Additionally, the Centre has not yet met the target for 2022-23, having raised ₹31,106 crore to date. Of this amount, close to a third of the budgeted estimate was achieved through the IPO of 3.5% of its shares in the Life Insurance Corporation (LIC), amounting to ₹20,516 crore.
How are the disinvestment proceeds used by the Government of India?
There is a debate on the use of disinvestment proceeds. The government uses the disinvestment proceeds in the following ways:
- To reduce the fiscal deficit: The government may utilize these funds to reduce the fiscal deficit, which is the difference between its total revenue and expenditure. This is not seen as a wise use of the disinvestment proceeds.
- To finance capital expenditure: The government can use the proceeds on infrastructure projects, such as building highways, airports, and power plants. This is seen as a wise way to spend the disinvestment proceeds as the push on capital expenditure will have a multiplier effect on the economy.
- To fund social welfare schemes: The use of the disinvestment proceeds on social welfare schemes like healthcare, education, and housing is seen as the least optimal use as its use for consumption adds no value.
Creation of the National Investment Fund (NIF)
It was established by the Government of India in November 2005, to channel the proceeds from the disinvestment of Central Public Sector Enterprises.

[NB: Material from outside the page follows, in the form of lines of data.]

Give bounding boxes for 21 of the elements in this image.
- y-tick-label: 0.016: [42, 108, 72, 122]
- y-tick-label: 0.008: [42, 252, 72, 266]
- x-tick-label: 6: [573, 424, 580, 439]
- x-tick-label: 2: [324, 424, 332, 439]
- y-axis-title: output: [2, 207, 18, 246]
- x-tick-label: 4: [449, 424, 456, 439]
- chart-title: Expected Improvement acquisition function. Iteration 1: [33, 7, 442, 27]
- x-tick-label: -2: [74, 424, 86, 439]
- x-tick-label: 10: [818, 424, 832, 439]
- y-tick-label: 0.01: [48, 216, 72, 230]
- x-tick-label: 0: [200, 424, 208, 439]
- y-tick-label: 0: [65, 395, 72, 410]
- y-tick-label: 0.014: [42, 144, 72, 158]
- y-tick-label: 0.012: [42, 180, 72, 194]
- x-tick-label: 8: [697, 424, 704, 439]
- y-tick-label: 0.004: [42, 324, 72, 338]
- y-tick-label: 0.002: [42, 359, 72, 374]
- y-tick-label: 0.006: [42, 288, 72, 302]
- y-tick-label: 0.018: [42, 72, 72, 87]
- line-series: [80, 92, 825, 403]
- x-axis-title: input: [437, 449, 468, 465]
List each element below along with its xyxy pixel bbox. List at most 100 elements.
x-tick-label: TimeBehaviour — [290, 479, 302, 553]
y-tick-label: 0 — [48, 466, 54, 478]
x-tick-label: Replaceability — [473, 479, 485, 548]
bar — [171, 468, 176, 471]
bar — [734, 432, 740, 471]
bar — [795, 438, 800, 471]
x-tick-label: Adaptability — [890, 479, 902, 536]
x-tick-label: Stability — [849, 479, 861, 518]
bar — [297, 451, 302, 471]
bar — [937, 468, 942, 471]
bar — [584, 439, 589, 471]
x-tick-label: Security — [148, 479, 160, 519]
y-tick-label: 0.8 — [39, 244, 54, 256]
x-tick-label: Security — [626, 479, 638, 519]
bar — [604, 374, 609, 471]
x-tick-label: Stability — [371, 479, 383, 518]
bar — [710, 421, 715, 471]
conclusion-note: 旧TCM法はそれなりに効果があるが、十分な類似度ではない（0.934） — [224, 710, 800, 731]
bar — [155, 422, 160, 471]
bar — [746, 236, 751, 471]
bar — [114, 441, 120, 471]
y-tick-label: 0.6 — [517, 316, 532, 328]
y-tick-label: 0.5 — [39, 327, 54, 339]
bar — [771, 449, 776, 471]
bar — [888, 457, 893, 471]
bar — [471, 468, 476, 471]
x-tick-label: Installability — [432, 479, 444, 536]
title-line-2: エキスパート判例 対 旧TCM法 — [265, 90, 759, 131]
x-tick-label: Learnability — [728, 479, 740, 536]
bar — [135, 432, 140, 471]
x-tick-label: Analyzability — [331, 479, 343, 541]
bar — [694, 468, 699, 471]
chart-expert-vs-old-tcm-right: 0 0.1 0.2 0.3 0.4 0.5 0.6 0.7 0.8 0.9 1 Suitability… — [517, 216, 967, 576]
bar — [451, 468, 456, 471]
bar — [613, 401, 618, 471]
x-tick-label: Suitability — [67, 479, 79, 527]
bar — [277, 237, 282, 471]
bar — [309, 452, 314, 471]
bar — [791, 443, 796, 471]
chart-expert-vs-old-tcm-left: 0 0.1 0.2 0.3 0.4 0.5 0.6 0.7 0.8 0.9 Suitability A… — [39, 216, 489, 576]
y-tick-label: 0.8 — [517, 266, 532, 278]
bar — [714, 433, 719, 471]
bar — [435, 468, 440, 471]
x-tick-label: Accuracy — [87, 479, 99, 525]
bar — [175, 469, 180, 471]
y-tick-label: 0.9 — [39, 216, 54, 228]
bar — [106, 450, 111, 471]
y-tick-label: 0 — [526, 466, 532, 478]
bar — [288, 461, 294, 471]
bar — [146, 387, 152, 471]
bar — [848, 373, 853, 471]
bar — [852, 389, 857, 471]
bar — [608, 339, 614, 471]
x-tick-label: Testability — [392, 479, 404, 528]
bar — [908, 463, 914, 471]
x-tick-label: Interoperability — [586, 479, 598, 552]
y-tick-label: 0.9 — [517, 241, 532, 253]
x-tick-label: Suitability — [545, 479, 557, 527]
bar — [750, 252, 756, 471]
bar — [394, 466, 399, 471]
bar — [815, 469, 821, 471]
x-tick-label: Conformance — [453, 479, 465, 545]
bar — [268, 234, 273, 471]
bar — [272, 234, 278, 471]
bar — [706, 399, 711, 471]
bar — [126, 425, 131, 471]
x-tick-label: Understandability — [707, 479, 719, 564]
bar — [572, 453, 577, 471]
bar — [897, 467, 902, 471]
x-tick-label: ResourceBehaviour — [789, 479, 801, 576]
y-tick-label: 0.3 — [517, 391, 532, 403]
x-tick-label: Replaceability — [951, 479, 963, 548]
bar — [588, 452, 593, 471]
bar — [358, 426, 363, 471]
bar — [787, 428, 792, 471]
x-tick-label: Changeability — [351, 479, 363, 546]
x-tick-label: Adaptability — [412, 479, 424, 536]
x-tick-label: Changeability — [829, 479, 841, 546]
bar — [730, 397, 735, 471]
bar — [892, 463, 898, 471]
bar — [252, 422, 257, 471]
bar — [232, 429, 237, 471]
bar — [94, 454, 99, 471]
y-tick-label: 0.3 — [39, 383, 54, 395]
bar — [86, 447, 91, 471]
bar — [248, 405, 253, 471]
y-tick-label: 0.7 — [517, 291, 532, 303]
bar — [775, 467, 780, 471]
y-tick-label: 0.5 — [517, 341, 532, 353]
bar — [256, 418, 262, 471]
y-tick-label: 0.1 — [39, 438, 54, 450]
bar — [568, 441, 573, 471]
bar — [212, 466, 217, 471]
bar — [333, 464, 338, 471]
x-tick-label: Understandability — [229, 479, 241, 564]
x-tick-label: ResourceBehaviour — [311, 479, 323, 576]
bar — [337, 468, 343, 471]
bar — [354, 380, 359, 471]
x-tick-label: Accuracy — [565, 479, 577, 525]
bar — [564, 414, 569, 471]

The corpus of NIF was to be permanent and managed professionally by selected Public Sector Mutual Funds. The NIF was designed to provide sustainable returns to the government while supporting selected social sector schemes promoting education, health, and employment, which would receive 75% of the annual income. The remaining 25% of the annual income would be used to meet the capital investment requirements of profitable and revivable PSUs.